There he stood as naked as when he was born with the biggest organ I have ever seen. It resembles a donkey’s more than anything else. It must be a sight for the God’s [sic] — or the women — in erection! No wonder they are always after him; and he after them!

After Lloyd-George’s death, Frances gave a TV interview.

At the very end of the interview, Frances was asked a seemingly innocent question: had she regretted not having a child? As Jennifer sat in her neighbour’s house [watching the television], she heard her mother deny her very existence, saying: ‘Lloyd George was my child’.

Hague’s emphasis on the distress this caused Jennifer seems slightly off-beam: on the same page we’re told that it was at her own insistence that Frances’s 1967 memoirs included no mention of her. Rather, I think it was a truth: Lloyd George, spoiled and pampered from childhood, remained childlike in many respects.

He threw jealous fits when Frances showed any sign of leaving his orbit and finding happiness elsewhere. He was a hypochondriac — ‘dismissive of others’ ailments as he was over-anxious about his own’. He had ‘a childlike fascination with parcels and could not resist poking around in them’. He once wrote home to his brother to boast that he had succeeded in boiling a kettle all by himself. He found certain door-handles challenging, and if shut in the dining room at Number 10 would have to await a rescue party.

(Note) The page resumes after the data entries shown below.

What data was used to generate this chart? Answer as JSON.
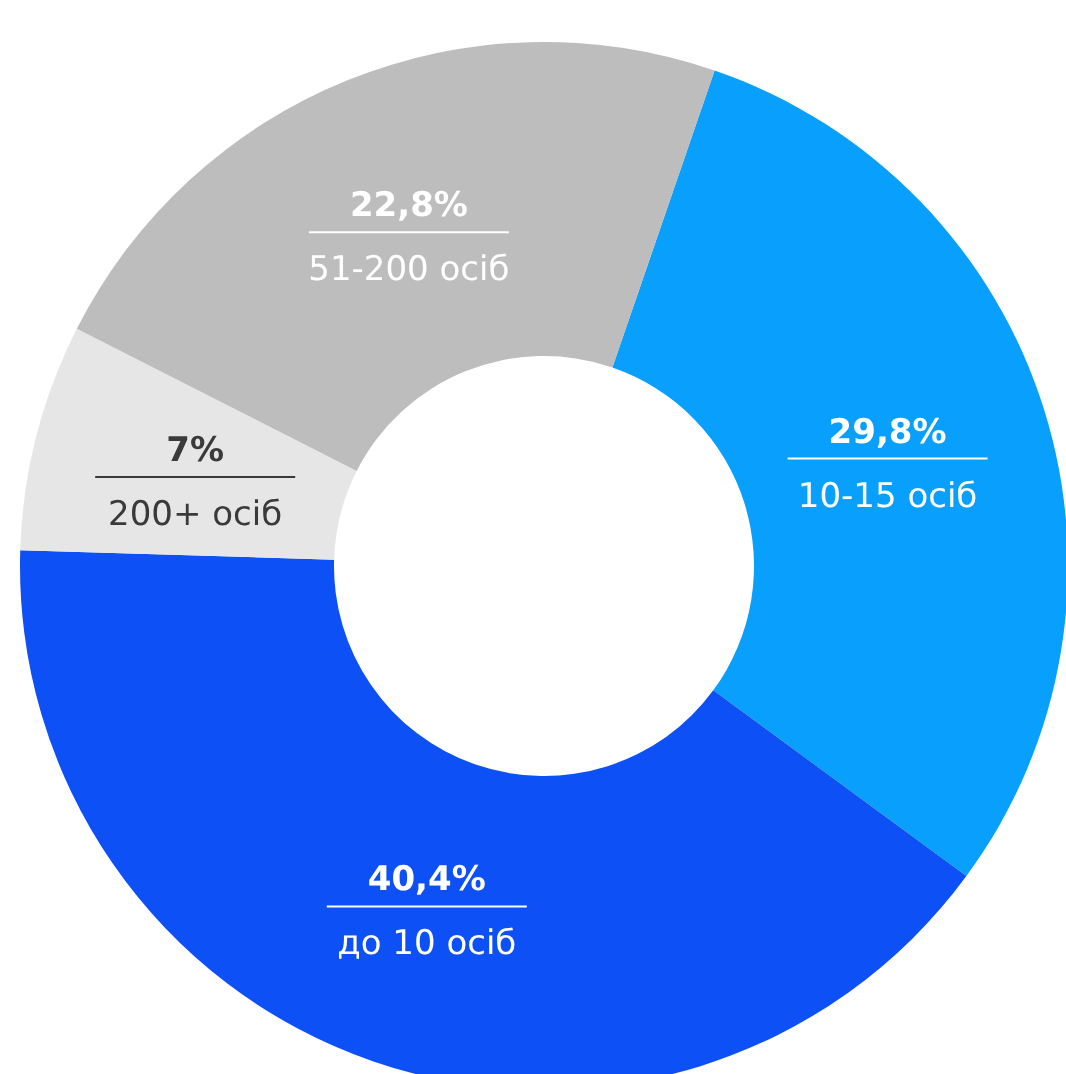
{
  "chart_data": {
    "type": "donut",
    "categories": [
      "10-15 осіб",
      "до 10 осіб",
      "200+ осіб",
      "51-200 осіб"
    ],
    "values": [
      29.8,
      40.4,
      7,
      22.8
    ],
    "colors": [
      "#08a0fc",
      "#0d50f5",
      "#e6e6e6",
      "#bdbdbd"
    ],
    "value_labels": [
      "29,8%",
      "40,4%",
      "7%",
      "22,8%"
    ]
  }
}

That he was ‘to the end of his life ... never able to tie his own shoelaces’ seems scarcely believable; mere curiosity, surely, would have supplied the lack at some point. Yet there it is. He was also one of the great statesmen of our history.

Lloyd George went to his rest having sown half a lifetime of bitterness between his two families — his youngest daughter Megan, perhaps because she had spent so long so close to her, loathed Frances to her dying day.

But he himself, as A. J. said, got away with it. ‘There is so much satisfaction in “doing” the world!” he wrote to Frances in 1915. ‘I have defied it for 25 years — treated it with contempt, spat upon its tinsel robes, and I have won through.’